All Saints' Church is an Anglican church in Madeley, Staffordshire, England, and in the Diocese of Lichfield. The building dates mostly from the 14th and 15th centuries, and the chancel was rebuilt in the 19th century. It is Grade I listed.

==Description==
A church on the site is first recorded in the late 10th century. The earliest surviving part of the church, the arcade on the north side of the nave, dates from the late 12th century. The wide, pointed chancel arch is early 13th century, and the north aisle is of the 14th century. There are north and south transepts (unusual in a small parish church) dating from the 15th century; also of the 15th century are the north chancel chapel (now a vestry), the clerestory, and the tower.

===Monuments===
There is in the north transept an alabaster tomb chest for Randolph Egerton (died 1512) and his wife; in the south transept, a memorial to John Offley (died 1688); in the floor, a brass to John Egerton (died 1518) and his wife; and on the east wall, tablets to Sir Holland Egerton of the Egerton family (died 1730) and his wife.

===Restoration===
In restoration of 1872 largely funded by Lord Crewe, the chancel, originally of the 13th century, was rebuilt by Charles Lynam. It has a panelled, painted ceiling, and the east window is by Clayton and Bell. The window in the west end of the south aisle is by Morris & Co. and has figures by William Morris, Ford Madox Brown and Edward Burne-Jones.

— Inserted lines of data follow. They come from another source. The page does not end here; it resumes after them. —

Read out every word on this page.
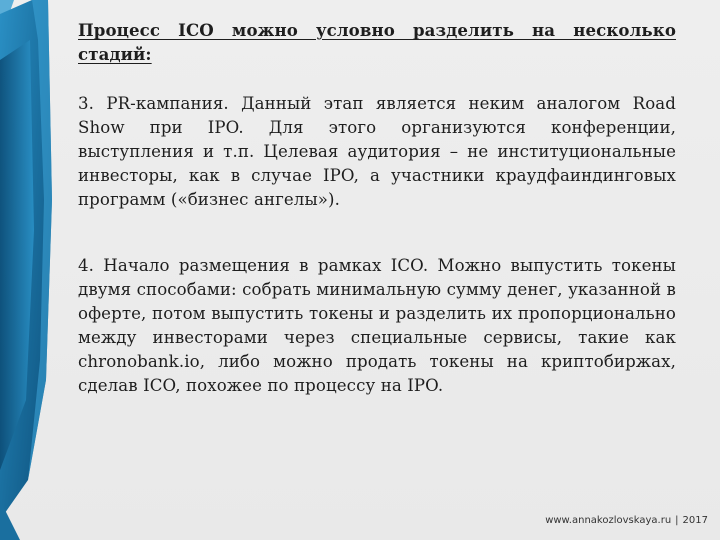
Процесс ICO можно условно разделить на несколько стадий:

3. PR-кампания. Данный этап является неким аналогом Road Show при IPO. Для этого организуются конференции, выступления и т.п. Целевая аудитория – не институциональные инвесторы, как в случае IPO, а участники краудфаиндинговых программ («бизнес ангелы»).

4. Начало размещения в рамках ICO. Можно выпустить токены двумя способами: собрать минимальную сумму денег, указанной в оферте, потом выпустить токены и разделить их пропорционально между инвесторами через специальные сервисы, такие как chronobank.io, либо можно продать токены на криптобиржах, сделав ICO, похожее по процессу на IPO.

www.annakozlovskaya.ru | 2017
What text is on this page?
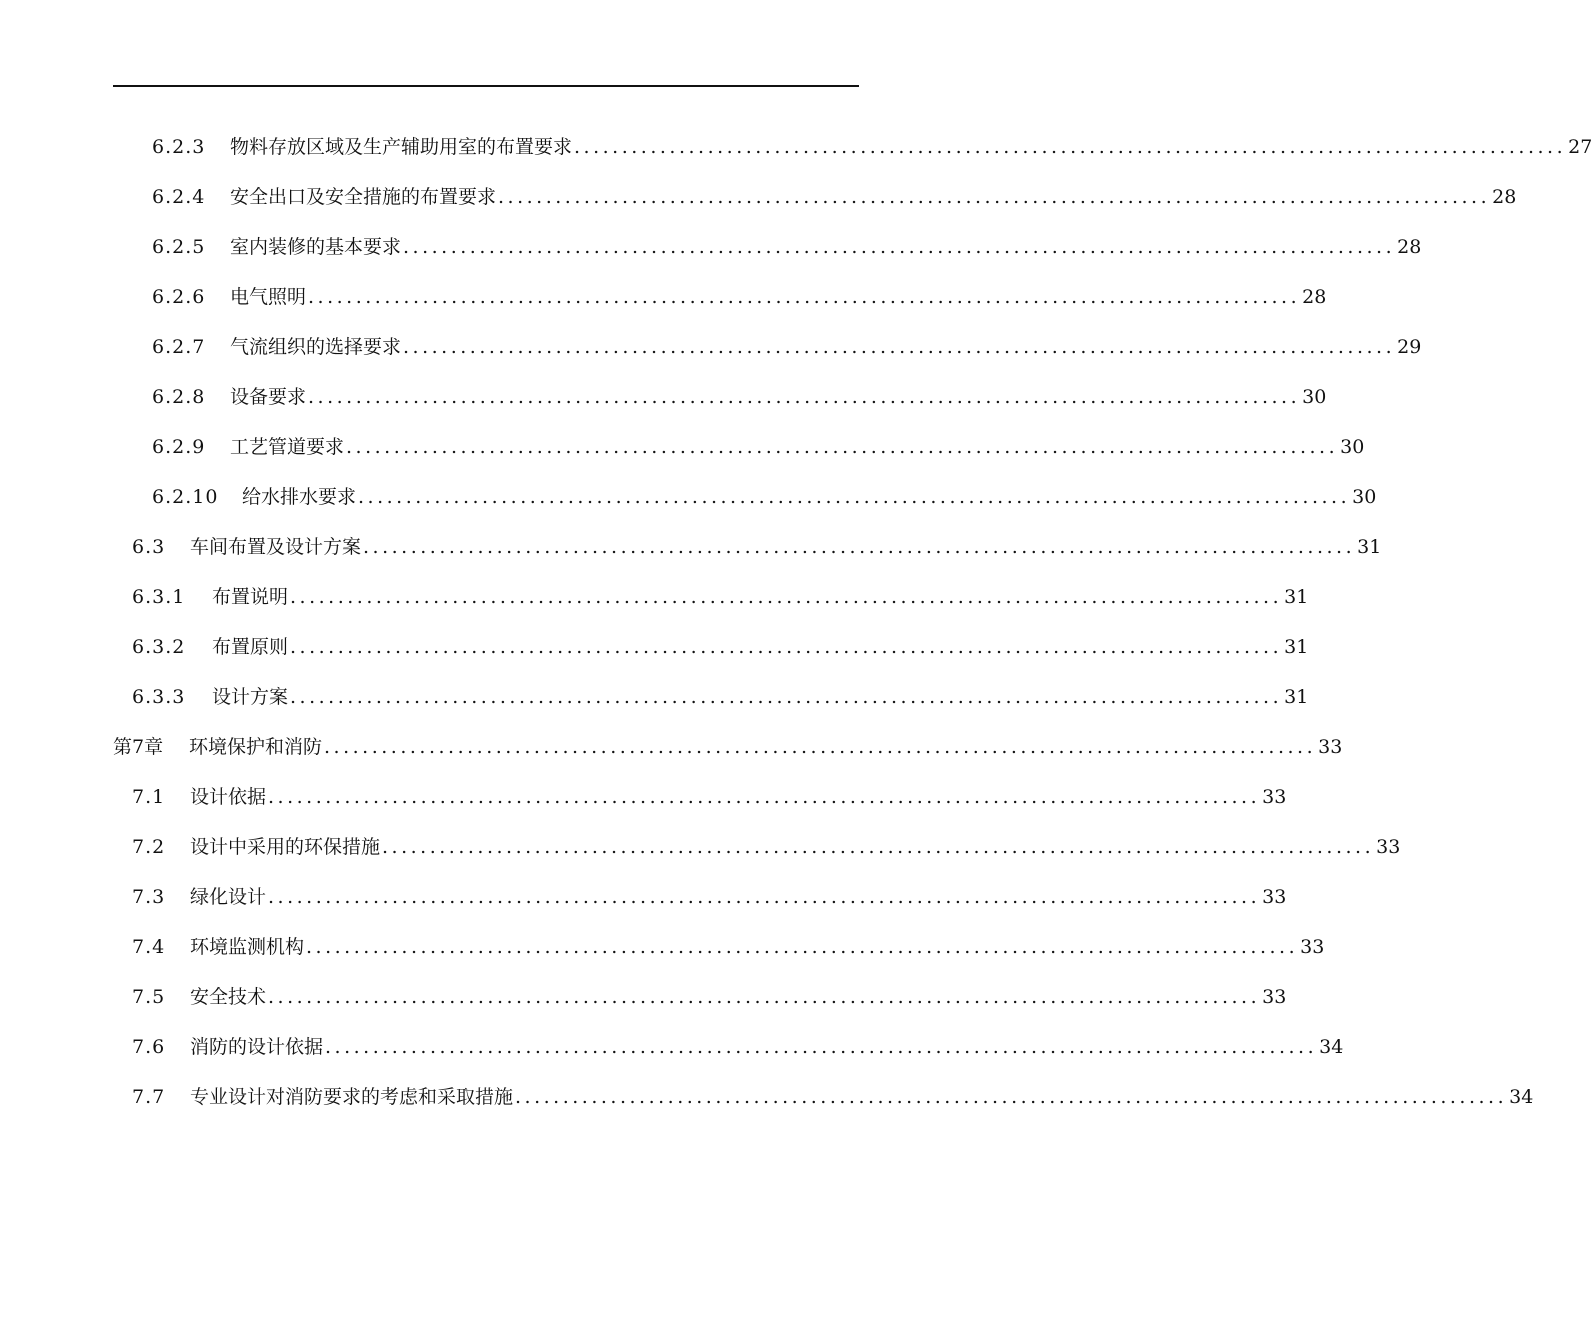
6.2.3	物料存放区域及生产辅助用室的布置要求 ........................................................................................................ 27
6.2.4	安全出口及安全措施的布置要求 ........................................................................................................ 28
6.2.5	室内装修的基本要求 ........................................................................................................ 28
6.2.6	电气照明 ........................................................................................................ 28
6.2.7	气流组织的选择要求 ........................................................................................................ 29
6.2.8	设备要求 ........................................................................................................ 30
6.2.9	工艺管道要求 ........................................................................................................ 30
6.2.10	给水排水要求 ........................................................................................................ 30
6.3	车间布置及设计方案 ........................................................................................................ 31
6.3.1	布置说明 ........................................................................................................ 31
6.3.2	布置原则 ........................................................................................................ 31
6.3.3	设计方案 ........................................................................................................ 31
第7章	环境保护和消防 ........................................................................................................ 33
7.1	设计依据 ........................................................................................................ 33
7.2	设计中采用的环保措施 ........................................................................................................ 33
7.3	绿化设计 ........................................................................................................ 33
7.4	环境监测机构 ........................................................................................................ 33
7.5	安全技术 ........................................................................................................ 33
7.6	消防的设计依据 ........................................................................................................ 34
7.7	专业设计对消防要求的考虑和采取措施 ........................................................................................................ 34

During 2007 to 2009, a new reredos was installed, replacing the 1872 reredos that was later lost; new lighting was installed; and hidden tile work of 1872 in the chancel was revealed.

== Vicars ==

John William Daltry (1804–1879) became vicar in 1833 and served until 1879. His son, Thomas William Daltry (1833–1904; also a noted entomologist) was assistant curate from 1861 to 1880, then vicar until 1904.